Para autônomo com renda de R$ 8.000/mês:
- Renda anual bruta: R$ 96.000
- Capital sugerido: R$ 960.000
Na prática, poucos contratos chegam a esse nível porque o custo se torna alto. A abordagem mais racional é considerar:
- Dívidas existentes: financiamento imobiliário de R$ 200.000? Esse valor entra no cálculo.
- Dependentes: quantos anos de suporte precisarão? Filhos pequenos exigem capital maior do que cônjuge que trabalha.
- Renda necessária para os beneficiários: se sua família precisa de R$ 5.000/mês, e você investe o capital a 10% ao ano, precisa de R$ 600.000 para gerar essa renda indefinidamente.
- Reserva já construída: se você tem R$ 200.000 investidos, esse valor pode reduzir o capital necessário.
Um autônomo de 38 anos com renda de R$ 8.000/mês, um filho de 5 anos e financiamento de R$ 180.000 provavelmente precisa de capital entre R$ 500.000 e R$ 800.000.
Principais seguradoras no mercado brasileiro
O mercado de seguros de vida individual no Brasil tem alguns players consolidados. Não existe "a melhor" — cada um tem pontos fortes diferentes:
Prudential: forte em produtos com DIT integrada e IFP. Boa reputação em liquidação de sinistros.
MetLife: boa cobertura de IFP e produtos para profissões de risco. Processo de contratação digital.
Porto Seguro: conhecida pelo atendimento e rede de assistência. Bons produtos de entrada com coberturas básicas.
SulAmérica: forte presença em planos de saúde, com seguro de vida como complemento natural. Boas condições para quem já tem saúde com eles.

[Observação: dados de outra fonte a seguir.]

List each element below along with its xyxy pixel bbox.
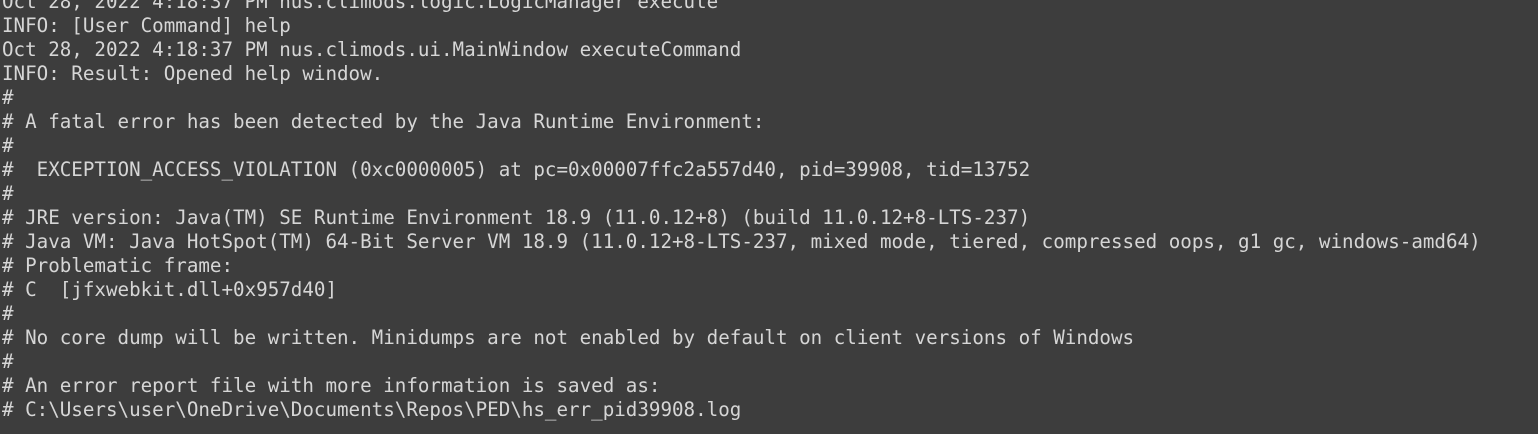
log-line: # C:\Users\user\OneDrive\Documents\Repos… [2,398,742,421]
log-line: # [2,86,14,109]
log-line: Oct 28, 2022 4:18:37 PM nus.climods.ui.M… [2,38,742,61]
log-line: # [2,350,14,373]
log-line: INFO: [User Command] help [2,14,291,37]
terminal-output[interactable]: Oct 28, 2022 4:18:37 PM nus.climods.logi… [0,0,1538,424]
log-line: # [2,182,14,205]
log-line: # No core dump will be written. Minidump… [2,326,1135,349]
log-line: # [2,302,14,325]
log-line: # An error report file with more informa… [2,374,661,397]
log-line: # [2,134,14,157]
log-line: Oct 28, 2022 4:18:37 PM nus.climods.logi… [2,0,719,13]
log-line: # JRE version: Java(TM) SE Runtime Envir… [2,206,1031,229]
log-line: # C [jfxwebkit.dll+0x957d40] [2,278,338,301]
log-line: # Java VM: Java HotSpot(TM) 64-Bit Serve… [2,230,1481,253]
log-line: INFO: Result: Opened help window. [2,62,384,85]
log-line: # A fatal error has been detected by the… [2,110,765,133]
log-line: # EXCEPTION_ACCESS_VIOLATION (0xc0000005… [2,158,1031,181]
log-line: # Problematic frame: [2,254,234,277]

Zurich: presença forte em coberturas empresariais, mas com produtos individuais competitivos.
Caixa Seguradora: prêmios acessíveis, especialmente para capitais menores. Boa opção para quem busca custo-benefício em cobertura básica.
A comparação entre seguradoras deve incluir: valor do prêmio, coberturas incluídas na mensalidade, coberturas adicionais disponíveis, condições gerais (carências e exclusões) e reputação em pagamento de sinistros (consulte reclamações na SUSEP e no Procon).
Quando o seguro de vida NÃO vale contratar
Nem todo autônomo precisa de seguro de vida agora. Não vale contratar se:
- Você não tem dependentes financeiros: se você é solteiro, sem filhos e sem pessoas que dependem da sua renda, o seguro de morte não gera utilidade imediata.
- Sua reserva já cobre os riscos relevantes: quem tem R$ 600.000 investidos e sem dependentes está financeiramente protegido sem seguro.
- O custo compromete proteções prioritárias: se a escolha for entre contratar seguro de vida e construir reserva de emergência, priorize a reserva.
Em contrapartida, quase sempre vale contratar se: você tem filhos menores, cônjuge que depende parcialmente da sua renda, dívidas relevantes como financiamento imobiliário, ou pais idosos que você sustenta.
Seguro de vida individual: portabilidade que o CLT não dá
Uma vantagem que poucos mencionam: o seguro de vida individual acompanha você por décadas. Você contrata aos 32 anos, paga o prêmio de uma pessoa de 32 anos, e ele segue com você mesmo quando você tiver 45, 50 anos — normalmente com reajuste por faixa etária a cada 5 anos, mas sem recusa por saúde após a contratação inicial.
Quem contrata cedo paga menos e tem o seguro estabelecido quando as pré-qualificações por saúde poderiam ser mais complicadas. Para autônomos que constroem carreiras longas, essa é uma das melhores decisões financeiras que podem tomar na casa dos 30 anos.